1958  [sic]),  the  Governor  in  Council  was  authorised  to  provide  for  a

Resident Magistrate in Native districts.

[17]     However:

[22]     … both the Native Districts Regulation Act and the Native Circuit Courts Act were repealed by the third part of the first schedule of the Repeals Act 1891. They no longer have any force or effect.

Disclosure of legislation

[18]     I told Mr H   that I would give him copies of the legislation repealing the enactments on which he relied, namely:

a)        the third part of the first schedule of the Repeals Act 1891; and b)     the Constitution Act 1986.

They are annexed to this judgment.   I do so in the hope that, faced with the hard copy, he will finally accept the error of his arguments.  However, I emphasise that neither the Court, nor the Police against whom Mr H   issued an Official Information Act request, are under any obligation to provide this type of information to a party to proceedings, whether criminal or civil.
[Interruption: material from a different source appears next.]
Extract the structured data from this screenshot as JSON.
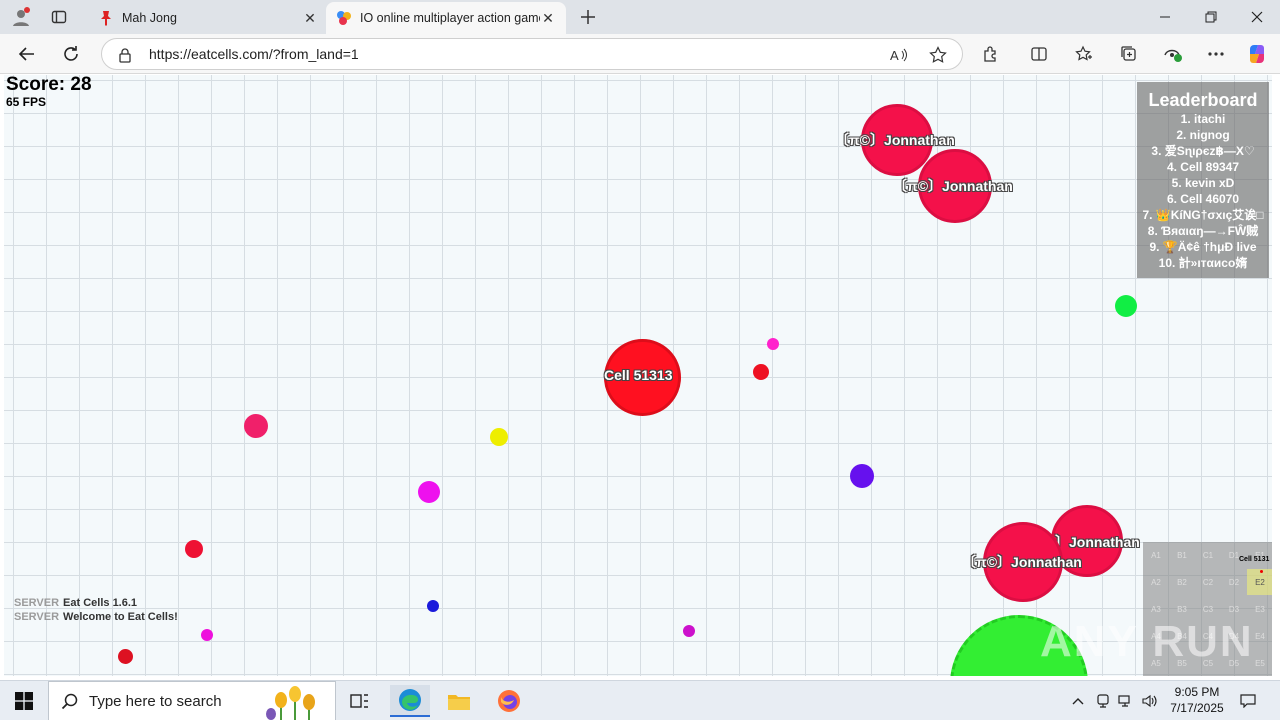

[19]     I am satisfied that the Police complied scrupulously with their disclosure obligations by providing Mr H   with copies of the summary of facts, his conviction history, the job sheet of the officer-in-charge, the two informations, the OC spray report, the Police bail bond, the notice to person in custody form, the minor offence record, and the briefs of evidence of the two Constables involved. They declined to provide copies of the other documents requested on the basis that they were neither on the Police file nor relevant to the case.

[20]     The  duty  on  the  prosecution  is  to  provide  a  defendant  with  copies  of “material evidence”:  R v Mason [1975] 2 NZLR 289. See also Commissioner of Police v Ombudsman [1988] 1 NZLR 385. What Mr H was seeking went well beyond that. He wanted research material upon which to base his anticipated legal argument.

Entry of not guilty plea

[21]     Finally, some comment is called for concerning Mr H  ’s allegation that the Judge was culturally insensitive and acted ultra vires in entering a not guilty plea when he did not want to enter any plea at all.
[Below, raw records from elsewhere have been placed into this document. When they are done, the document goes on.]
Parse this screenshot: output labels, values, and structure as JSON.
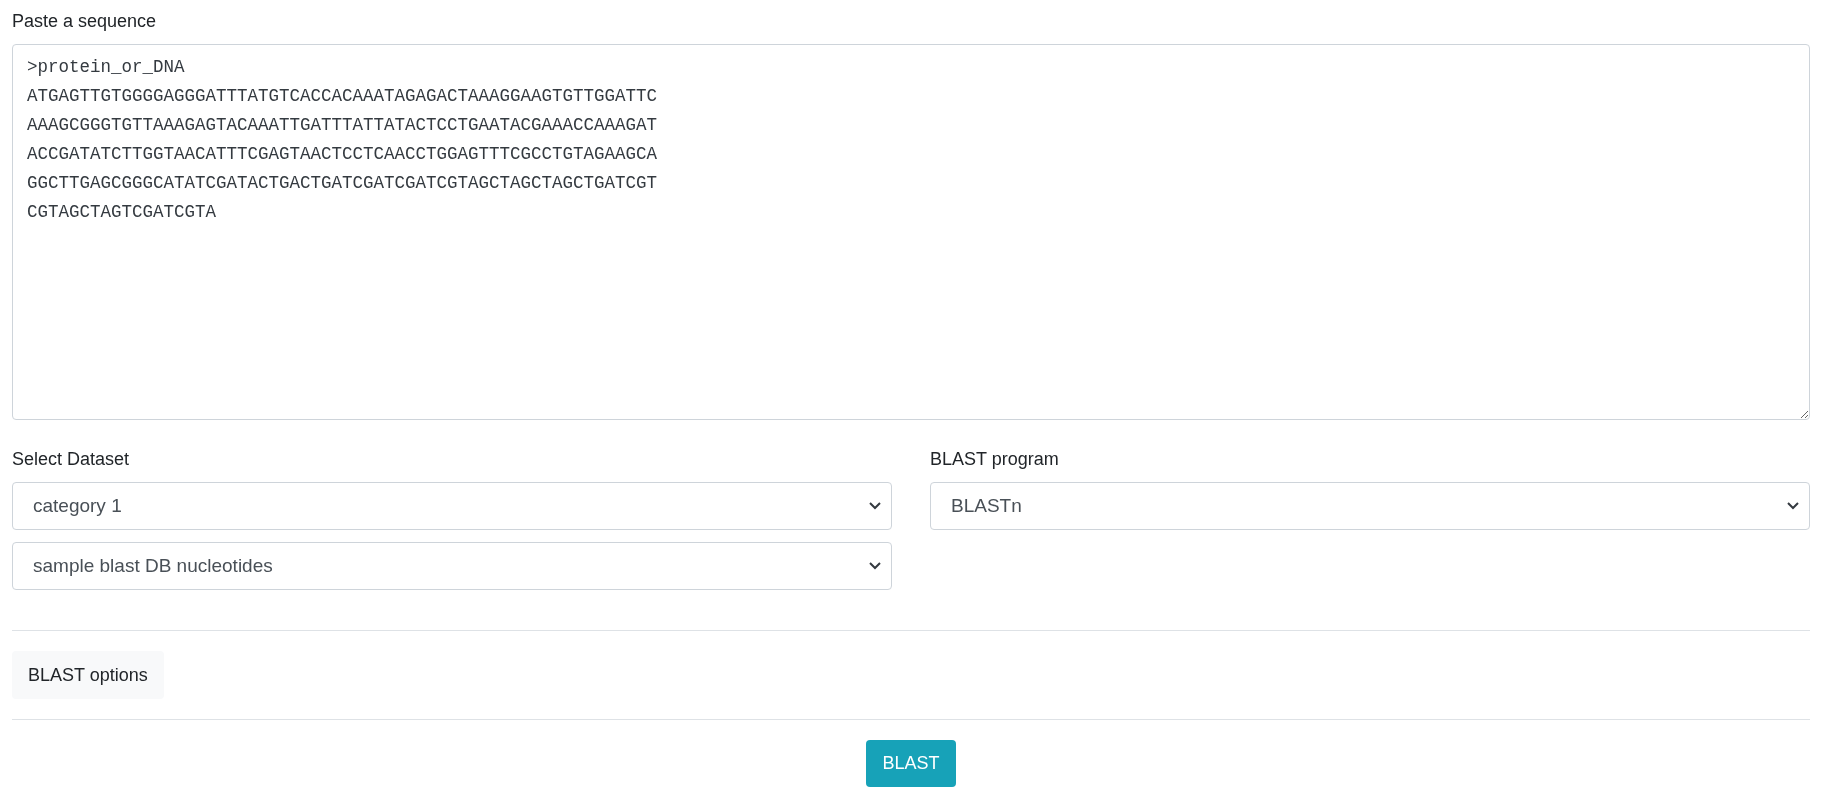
{
  "sequence": {
    "label": "Paste a sequence",
    "lines": [
      ">protein_or_DNA",
      "ATGAGTTGTGGGGAGGGATTTATGTCACCACAAATAGAGACTAAAGGAAGTGTTGGATTC",
      "AAAGCGGGTGTTAAAGAGTACAAATTGATTTATTATACTCCTGAATACGAAACCAAAGAT",
      "ACCGATATCTTGGTAACATTTCGAGTAACTCCTCAACCTGGAGTTTCGCCTGTAGAAGCA",
      "GGCTTGAGCGGGCATATCGATACTGACTGATCGATCGATCGTAGCTAGCTAGCTGATCGT",
      "CGTAGCTAGTCGATCGTA"
    ]
  },
  "dataset": {
    "label": "Select Dataset",
    "selects": [
      "category 1",
      "sample blast DB nucleotides"
    ]
  },
  "program": {
    "label": "BLAST program",
    "value": "BLASTn"
  },
  "options_button": "BLAST options",
  "submit_button": "BLAST"
}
[22]     Mr H   acknowledged that his criticism of the Judge was based on his alleged failure to listen to what he said.  In practice his concern was that the Judge would not accept his arguments.  As I have explained, he was right not to do so.
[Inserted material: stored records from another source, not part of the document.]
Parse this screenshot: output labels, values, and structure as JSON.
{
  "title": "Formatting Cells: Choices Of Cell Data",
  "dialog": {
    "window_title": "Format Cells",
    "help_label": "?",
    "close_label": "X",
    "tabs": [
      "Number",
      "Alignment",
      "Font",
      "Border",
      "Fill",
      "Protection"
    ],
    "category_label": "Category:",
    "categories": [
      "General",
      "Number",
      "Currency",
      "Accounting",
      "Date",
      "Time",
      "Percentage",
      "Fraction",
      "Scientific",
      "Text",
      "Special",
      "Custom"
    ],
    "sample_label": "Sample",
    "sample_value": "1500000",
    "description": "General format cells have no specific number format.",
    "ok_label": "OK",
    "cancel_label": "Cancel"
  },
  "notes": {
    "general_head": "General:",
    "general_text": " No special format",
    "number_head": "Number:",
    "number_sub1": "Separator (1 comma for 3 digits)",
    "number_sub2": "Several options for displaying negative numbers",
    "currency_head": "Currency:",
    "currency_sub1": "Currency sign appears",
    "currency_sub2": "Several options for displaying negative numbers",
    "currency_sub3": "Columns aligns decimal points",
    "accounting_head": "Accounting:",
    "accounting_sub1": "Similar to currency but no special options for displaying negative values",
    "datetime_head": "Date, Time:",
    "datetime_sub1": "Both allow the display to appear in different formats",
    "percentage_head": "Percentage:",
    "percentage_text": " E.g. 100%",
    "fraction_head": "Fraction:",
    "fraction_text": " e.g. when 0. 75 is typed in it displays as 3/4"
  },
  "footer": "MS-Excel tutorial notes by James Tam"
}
[23]     Judge Cooper acted entirely appropriately in entering a not guilty plea in the face of Mr H  ’s insistence on entering no plea.  He certainly had the power to do so:  see McMenamin v A-G [1985] 2 NZLR 274. And he had ample precedent for doing so. The procedure has been adopted in other Maori sovereignty cases where defendants have refused to accept the jurisdiction or processes of the Court: see Hulse v Police HC TIM AP22-01 11 September 2001.  In practice, what the Judge did ensured that the proceeding was advanced and that Mr H   had the opportunity of airing his jurisdictional concern in the context of a defended hearing, which he did.

Outcome

[24]     For the foregoing reasons I was satisfied that the appeal was without merit, and dismissed it.